Reputation: 17794
I am using HtmlAgilityPack to parse the webpages. once the document is loaded, I want to extract the possible phone numbers from HTML. Currently, I am using some regex for this purpose. I have following piece of code that checks for the match of phone numbers in webpage
private static string phoneReg =
@"[\+]{0,1}(\d{10,13}|[\(][\+]{0,1}\d{2,}[\13)]*\d{5,13}|\d{2,6}[\-]{1}\d{2,13}[\-]*\d{3,13})";
private static Regex phoneRegex = new Regex(phoneReg, RegexOptions.IgnoreCase);
var phoneMatches = phoneRegex.Matches(doci.DocumentNode.InnerText);
where doci
is HtmlDocument
abstraction from html agility pack. The problem is that it fails to match some phone numbers like 08450 211 211
and +44 (0) 1246 733 000
.
Is there a generic regex expression that is most suitable when crawling websites and it allows the matching of most forms of international phone numbers?
Upvotes: 1
Views: 1605
Reputation: 29863
You cannot match those phone numbers (08450 211 211
and +44 (0) 1246 733 000
) because your regex simply doesn't match them.
The first thing you have to do when writing a regular expression is to identify the pattern you want to match.
So, my suggestion is to write down a list of the different phone number formats, update your question, and then we will be able to help you.
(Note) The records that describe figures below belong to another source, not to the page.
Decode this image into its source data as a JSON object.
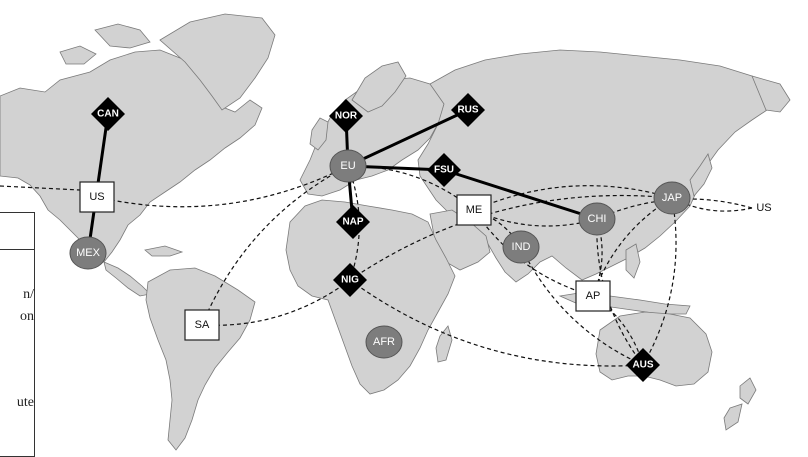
{
  "map": {
    "regions": [
      {
        "id": "CAN",
        "label": "CAN",
        "shape": "diamond"
      },
      {
        "id": "US",
        "label": "US",
        "shape": "square"
      },
      {
        "id": "MEX",
        "label": "MEX",
        "shape": "circle"
      },
      {
        "id": "SA",
        "label": "SA",
        "shape": "square"
      },
      {
        "id": "NOR",
        "label": "NOR",
        "shape": "diamond"
      },
      {
        "id": "RUS",
        "label": "RUS",
        "shape": "diamond"
      },
      {
        "id": "EU",
        "label": "EU",
        "shape": "circle"
      },
      {
        "id": "FSU",
        "label": "FSU",
        "shape": "diamond"
      },
      {
        "id": "NAP",
        "label": "NAP",
        "shape": "diamond"
      },
      {
        "id": "NIG",
        "label": "NIG",
        "shape": "diamond"
      },
      {
        "id": "ME",
        "label": "ME",
        "shape": "square"
      },
      {
        "id": "IND",
        "label": "IND",
        "shape": "circle"
      },
      {
        "id": "CHI",
        "label": "CHI",
        "shape": "circle"
      },
      {
        "id": "JAP",
        "label": "JAP",
        "shape": "circle"
      },
      {
        "id": "AFR",
        "label": "AFR",
        "shape": "circle"
      },
      {
        "id": "AP",
        "label": "AP",
        "shape": "square"
      },
      {
        "id": "AUS",
        "label": "AUS",
        "shape": "diamond"
      }
    ],
    "us_right_label": "US",
    "pipelines": [
      [
        "CAN",
        "MEX"
      ],
      [
        "NOR",
        "EU"
      ],
      [
        "RUS",
        "EU"
      ],
      [
        "EU",
        "FSU"
      ],
      [
        "FSU",
        "CHI"
      ],
      [
        "EU",
        "NAP"
      ]
    ],
    "shipping_routes": [
      [
        "US",
        "EU"
      ],
      [
        "SA",
        "EU"
      ],
      [
        "NIG",
        "EU"
      ],
      [
        "NIG",
        "SA"
      ],
      [
        "ME",
        "EU"
      ],
      [
        "ME",
        "IND"
      ],
      [
        "ME",
        "CHI"
      ],
      [
        "ME",
        "JAP"
      ],
      [
        "ME",
        "AP"
      ],
      [
        "AUS",
        "CHI"
      ],
      [
        "AUS",
        "JAP"
      ],
      [
        "AUS",
        "IND"
      ],
      [
        "AUS",
        "AP"
      ],
      [
        "NIG",
        "JAP"
      ],
      [
        "NIG",
        "AUS"
      ],
      [
        "US_RIGHT",
        "JAP"
      ],
      [
        "US_RIGHT",
        "CHI"
      ],
      [
        "AP",
        "JAP"
      ],
      [
        "AP",
        "CHI"
      ]
    ],
    "colors": {
      "land": "#d2d2d2",
      "circle_fill": "#7d7d7d",
      "diamond_fill": "#000000",
      "square_fill": "#ffffff"
    }
  },
  "legend": {
    "fragment_1": "n/",
    "fragment_2": "on",
    "fragment_3": "ute"
  }
}
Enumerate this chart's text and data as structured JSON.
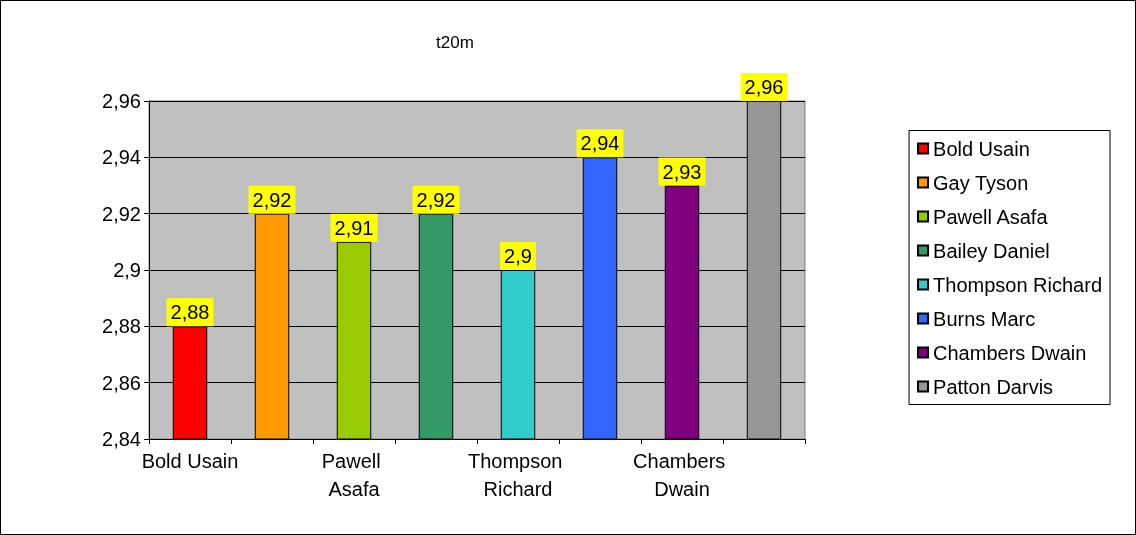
{
  "chart_data": {
    "type": "bar",
    "title": "t20m",
    "stacked": true,
    "categories": [
      "Bold Usain",
      null,
      "Pawell Asafa",
      null,
      "Thompson Richard",
      null,
      "Chambers Dwain",
      null
    ],
    "series": [
      {
        "name": "Bold Usain",
        "color": "#ff0000",
        "values": [
          2.88,
          null,
          null,
          null,
          null,
          null,
          null,
          null
        ],
        "value_labels": [
          "2,88",
          null,
          null,
          null,
          null,
          null,
          null,
          null
        ]
      },
      {
        "name": "Gay Tyson",
        "color": "#ff9900",
        "values": [
          null,
          2.92,
          null,
          null,
          null,
          null,
          null,
          null
        ],
        "value_labels": [
          null,
          "2,92",
          null,
          null,
          null,
          null,
          null,
          null
        ]
      },
      {
        "name": "Pawell Asafa",
        "color": "#99cc00",
        "values": [
          null,
          null,
          2.91,
          null,
          null,
          null,
          null,
          null
        ],
        "value_labels": [
          null,
          null,
          "2,91",
          null,
          null,
          null,
          null,
          null
        ]
      },
      {
        "name": "Bailey Daniel",
        "color": "#339966",
        "values": [
          null,
          null,
          null,
          2.92,
          null,
          null,
          null,
          null
        ],
        "value_labels": [
          null,
          null,
          null,
          "2,92",
          null,
          null,
          null,
          null
        ]
      },
      {
        "name": "Thompson Richard",
        "color": "#33cccc",
        "values": [
          null,
          null,
          null,
          null,
          2.9,
          null,
          null,
          null
        ],
        "value_labels": [
          null,
          null,
          null,
          null,
          "2,9",
          null,
          null,
          null
        ]
      },
      {
        "name": "Burns Marc",
        "color": "#3366ff",
        "values": [
          null,
          null,
          null,
          null,
          null,
          2.94,
          null,
          null
        ],
        "value_labels": [
          null,
          null,
          null,
          null,
          null,
          "2,94",
          null,
          null
        ]
      },
      {
        "name": "Chambers Dwain",
        "color": "#800080",
        "values": [
          null,
          null,
          null,
          null,
          null,
          null,
          2.93,
          null
        ],
        "value_labels": [
          null,
          null,
          null,
          null,
          null,
          null,
          "2,93",
          null
        ]
      },
      {
        "name": "Patton Darvis",
        "color": "#969696",
        "values": [
          null,
          null,
          null,
          null,
          null,
          null,
          null,
          2.96
        ],
        "value_labels": [
          null,
          null,
          null,
          null,
          null,
          null,
          null,
          "2,96"
        ]
      }
    ],
    "ylim": [
      2.84,
      2.96
    ],
    "yticks": [
      {
        "value": 2.84,
        "label": "2,84"
      },
      {
        "value": 2.86,
        "label": "2,86"
      },
      {
        "value": 2.88,
        "label": "2,88"
      },
      {
        "value": 2.9,
        "label": "2,9"
      },
      {
        "value": 2.92,
        "label": "2,92"
      },
      {
        "value": 2.94,
        "label": "2,94"
      },
      {
        "value": 2.96,
        "label": "2,96"
      }
    ],
    "grid": "y",
    "legend": "right"
  }
}
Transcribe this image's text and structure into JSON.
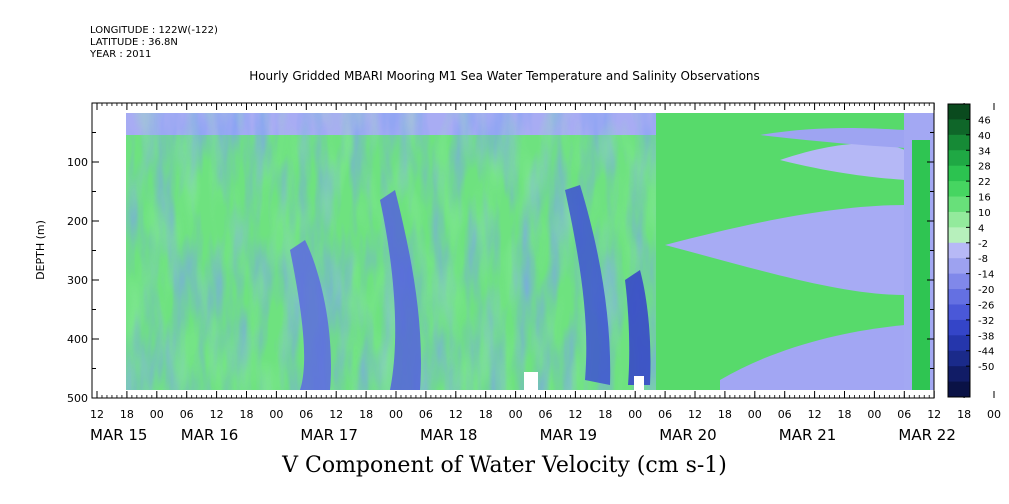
{
  "header": {
    "longitude": "LONGITUDE : 122W(-122)",
    "latitude": "LATITUDE : 36.8N",
    "year": "YEAR : 2011"
  },
  "chart_data": {
    "type": "heatmap",
    "title": "Hourly Gridded MBARI Mooring M1 Sea Water Temperature and Salinity Observations",
    "xlabel": "V Component of Water Velocity (cm s-1)",
    "ylabel": "DEPTH (m)",
    "y_ticks": [
      100,
      200,
      300,
      400,
      500
    ],
    "y_range": [
      0,
      500
    ],
    "x_hour_ticks": [
      "12",
      "18",
      "00",
      "06",
      "12",
      "18",
      "00",
      "06",
      "12",
      "18",
      "00",
      "06",
      "12",
      "18",
      "00",
      "06",
      "12",
      "18",
      "00",
      "06",
      "12",
      "18",
      "00",
      "06",
      "12",
      "18",
      "00",
      "06",
      "12",
      "18",
      "00",
      "06"
    ],
    "x_day_labels": [
      "MAR 15",
      "MAR 16",
      "MAR 17",
      "MAR 18",
      "MAR 19",
      "MAR 20",
      "MAR 21",
      "MAR 22"
    ],
    "colorbar": {
      "labels": [
        "46",
        "40",
        "34",
        "28",
        "22",
        "16",
        "10",
        "4",
        "-2",
        "-8",
        "-14",
        "-20",
        "-26",
        "-32",
        "-38",
        "-44",
        "-50"
      ],
      "colors": [
        "#0a4a1e",
        "#0f6629",
        "#168a36",
        "#1fa844",
        "#2cc350",
        "#46d561",
        "#68e07a",
        "#93ea9c",
        "#b7f0bc",
        "#b7b9f6",
        "#9da2f0",
        "#8088ea",
        "#6470e2",
        "#4a58d8",
        "#3445c8",
        "#2536ac",
        "#1a2a8a",
        "#111c66",
        "#0a1246"
      ]
    },
    "grid": false,
    "legend": "right"
  }
}
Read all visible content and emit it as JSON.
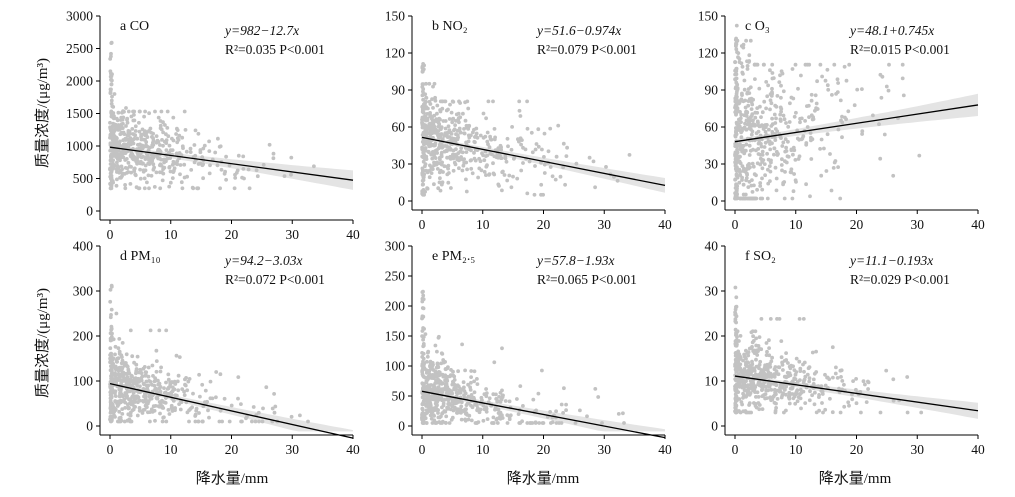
{
  "y_label": "质量浓度/(μg/m³)",
  "x_label": "降水量/mm",
  "chart_data": [
    {
      "type": "scatter",
      "panel_letter": "a",
      "pollutant_html": "CO",
      "xlim": [
        0,
        40
      ],
      "ylim": [
        0,
        3000
      ],
      "x_ticks": [
        0,
        10,
        20,
        30,
        40
      ],
      "y_ticks": [
        0,
        500,
        1000,
        1500,
        2000,
        2500,
        3000
      ],
      "fit": {
        "intercept": 982,
        "slope": -12.7
      },
      "equation": "y=982−12.7x",
      "r2": "R²=0.035",
      "p": "P<0.001",
      "cluster": {
        "zero_min": 350,
        "zero_max": 2600,
        "near_max": 1800,
        "typical_spread": 230,
        "n_zero": 60,
        "n_body": 520
      },
      "band": {
        "half_width": [
          30,
          150
        ]
      }
    },
    {
      "type": "scatter",
      "panel_letter": "b",
      "pollutant_html": "NO₂",
      "xlim": [
        0,
        40
      ],
      "ylim": [
        0,
        150
      ],
      "x_ticks": [
        0,
        10,
        20,
        30,
        40
      ],
      "y_ticks": [
        0,
        30,
        60,
        90,
        120,
        150
      ],
      "fit": {
        "intercept": 51.6,
        "slope": -0.974
      },
      "equation": "y=51.6−0.974x",
      "r2": "R²=0.079",
      "p": "P<0.001",
      "cluster": {
        "zero_min": 5,
        "zero_max": 112,
        "near_max": 95,
        "typical_spread": 15,
        "n_zero": 60,
        "n_body": 520
      },
      "band": {
        "half_width": [
          1.5,
          6
        ]
      }
    },
    {
      "type": "scatter",
      "panel_letter": "c",
      "pollutant_html": "O₃",
      "xlim": [
        0,
        40
      ],
      "ylim": [
        0,
        150
      ],
      "x_ticks": [
        0,
        10,
        20,
        30,
        40
      ],
      "y_ticks": [
        0,
        30,
        60,
        90,
        120,
        150
      ],
      "fit": {
        "intercept": 48.1,
        "slope": 0.745
      },
      "equation": "y=48.1+0.745x",
      "r2": "R²=0.015",
      "p": "P<0.001",
      "cluster": {
        "zero_min": 2,
        "zero_max": 145,
        "near_max": 130,
        "typical_spread": 28,
        "n_zero": 90,
        "n_body": 520
      },
      "band": {
        "half_width": [
          2,
          9
        ]
      }
    },
    {
      "type": "scatter",
      "panel_letter": "d",
      "pollutant_html": "PM₁₀",
      "xlim": [
        0,
        40
      ],
      "ylim": [
        0,
        400
      ],
      "x_ticks": [
        0,
        10,
        20,
        30,
        40
      ],
      "y_ticks": [
        0,
        100,
        200,
        300,
        400
      ],
      "fit": {
        "intercept": 94.2,
        "slope": -3.03
      },
      "equation": "y=94.2−3.03x",
      "r2": "R²=0.072",
      "p": "P<0.001",
      "cluster": {
        "zero_min": 10,
        "zero_max": 330,
        "near_max": 250,
        "typical_spread": 30,
        "n_zero": 60,
        "n_body": 520
      },
      "band": {
        "half_width": [
          4,
          18
        ]
      }
    },
    {
      "type": "scatter",
      "panel_letter": "e",
      "pollutant_html": "PM₂.₅",
      "xlim": [
        0,
        40
      ],
      "ylim": [
        0,
        300
      ],
      "x_ticks": [
        0,
        10,
        20,
        30,
        40
      ],
      "y_ticks": [
        0,
        50,
        100,
        150,
        200,
        250,
        300
      ],
      "fit": {
        "intercept": 57.8,
        "slope": -1.93
      },
      "equation": "y=57.8−1.93x",
      "r2": "R²=0.065",
      "p": "P<0.001",
      "cluster": {
        "zero_min": 5,
        "zero_max": 230,
        "near_max": 160,
        "typical_spread": 22,
        "n_zero": 60,
        "n_body": 520
      },
      "band": {
        "half_width": [
          3,
          14
        ]
      }
    },
    {
      "type": "scatter",
      "panel_letter": "f",
      "pollutant_html": "SO₂",
      "xlim": [
        0,
        40
      ],
      "ylim": [
        0,
        40
      ],
      "x_ticks": [
        0,
        10,
        20,
        30,
        40
      ],
      "y_ticks": [
        0,
        10,
        20,
        30,
        40
      ],
      "fit": {
        "intercept": 11.1,
        "slope": -0.193
      },
      "equation": "y=11.1−0.193x",
      "r2": "R²=0.029",
      "p": "P<0.001",
      "cluster": {
        "zero_min": 3,
        "zero_max": 33,
        "near_max": 28,
        "typical_spread": 3,
        "n_zero": 60,
        "n_body": 520
      },
      "band": {
        "half_width": [
          0.4,
          1.8
        ]
      }
    }
  ],
  "colors": {
    "points": "#c2c2c2",
    "band": "#e4e4e4",
    "line": "#000000",
    "axis": "#000000"
  }
}
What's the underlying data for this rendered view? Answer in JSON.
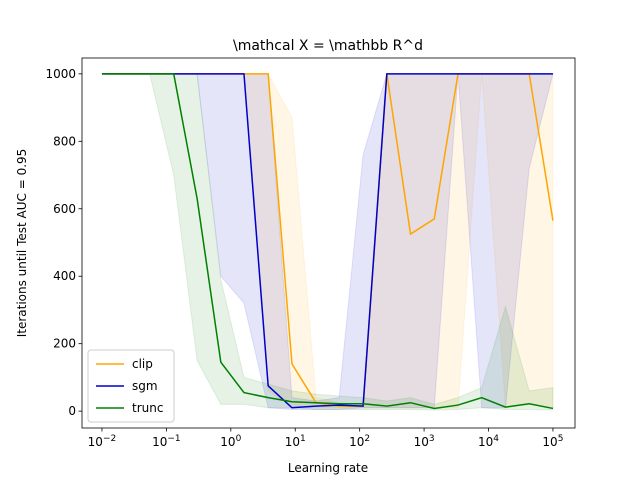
{
  "chart_data": {
    "type": "line",
    "title": "\\mathcal X = \\mathbb R^d",
    "x_label": "Learning rate",
    "y_label": "Iterations until Test AUC = 0.95",
    "x": [
      0.01,
      0.023,
      0.055,
      0.13,
      0.3,
      0.7,
      1.6,
      3.8,
      8.9,
      21,
      48,
      113,
      264,
      616,
      1438,
      3360,
      7848,
      18330,
      42813,
      100000
    ],
    "x_scale": "log",
    "series": [
      {
        "name": "clip",
        "color": "orange",
        "values": [
          1000,
          1000,
          1000,
          1000,
          1000,
          1000,
          1000,
          1000,
          140,
          25,
          15,
          15,
          1000,
          525,
          570,
          1000,
          1000,
          1000,
          1000,
          565
        ],
        "upper": [
          1000,
          1000,
          1000,
          1000,
          1000,
          1000,
          1000,
          1000,
          870,
          40,
          25,
          20,
          1000,
          1000,
          1000,
          1000,
          1000,
          1000,
          1000,
          1000
        ],
        "lower": [
          1000,
          1000,
          1000,
          1000,
          1000,
          1000,
          1000,
          60,
          15,
          10,
          10,
          10,
          10,
          10,
          10,
          10,
          1000,
          10,
          20,
          10
        ]
      },
      {
        "name": "sgm",
        "color": "#0000cc",
        "values": [
          1000,
          1000,
          1000,
          1000,
          1000,
          1000,
          1000,
          75,
          10,
          15,
          18,
          15,
          1000,
          1000,
          1000,
          1000,
          1000,
          1000,
          1000,
          1000
        ],
        "upper": [
          1000,
          1000,
          1000,
          1000,
          1000,
          1000,
          1000,
          1000,
          40,
          30,
          40,
          760,
          1000,
          1000,
          1000,
          1000,
          1000,
          1000,
          1000,
          1000
        ],
        "lower": [
          1000,
          1000,
          1000,
          1000,
          1000,
          400,
          320,
          10,
          5,
          5,
          5,
          10,
          10,
          10,
          10,
          1000,
          10,
          10,
          720,
          1000
        ]
      },
      {
        "name": "trunc",
        "color": "green",
        "values": [
          1000,
          1000,
          1000,
          1000,
          630,
          145,
          55,
          40,
          28,
          25,
          22,
          22,
          15,
          25,
          8,
          18,
          40,
          12,
          22,
          8
        ],
        "upper": [
          1000,
          1000,
          1000,
          1000,
          1000,
          390,
          100,
          80,
          60,
          50,
          45,
          40,
          30,
          40,
          20,
          40,
          70,
          310,
          60,
          70
        ],
        "lower": [
          1000,
          1000,
          1000,
          700,
          150,
          20,
          20,
          10,
          10,
          5,
          5,
          5,
          5,
          5,
          3,
          5,
          10,
          5,
          5,
          3
        ]
      }
    ],
    "xlim": [
      0.0049,
      220000
    ],
    "xticks": [
      {
        "value": 0.01,
        "label": "10−2"
      },
      {
        "value": 0.1,
        "label": "10−1"
      },
      {
        "value": 1,
        "label": "100"
      },
      {
        "value": 10,
        "label": "101"
      },
      {
        "value": 100,
        "label": "102"
      },
      {
        "value": 1000,
        "label": "103"
      },
      {
        "value": 10000,
        "label": "104"
      },
      {
        "value": 100000,
        "label": "105"
      }
    ],
    "ylim": [
      -50,
      1047
    ],
    "yticks": [
      0,
      200,
      400,
      600,
      800,
      1000
    ],
    "band_opacity": 0.1,
    "legend": "lower left"
  }
}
Otherwise I will always create a new phone number that your regex might not match, or it will just match more than whan you want.
Here is a regex that will match the above phone numbers:
(?:\+\d+\s+\(\d+\)\s+)?\d{4,5}\s+\d{3}\s+\d{3}
Edit:
According to your comment, I would just use this regex, and then remove the ones that are not phone numbers:
(?:\+\d+\s+\(\d+\)\s+)?[\d -]+
Upvotes: 1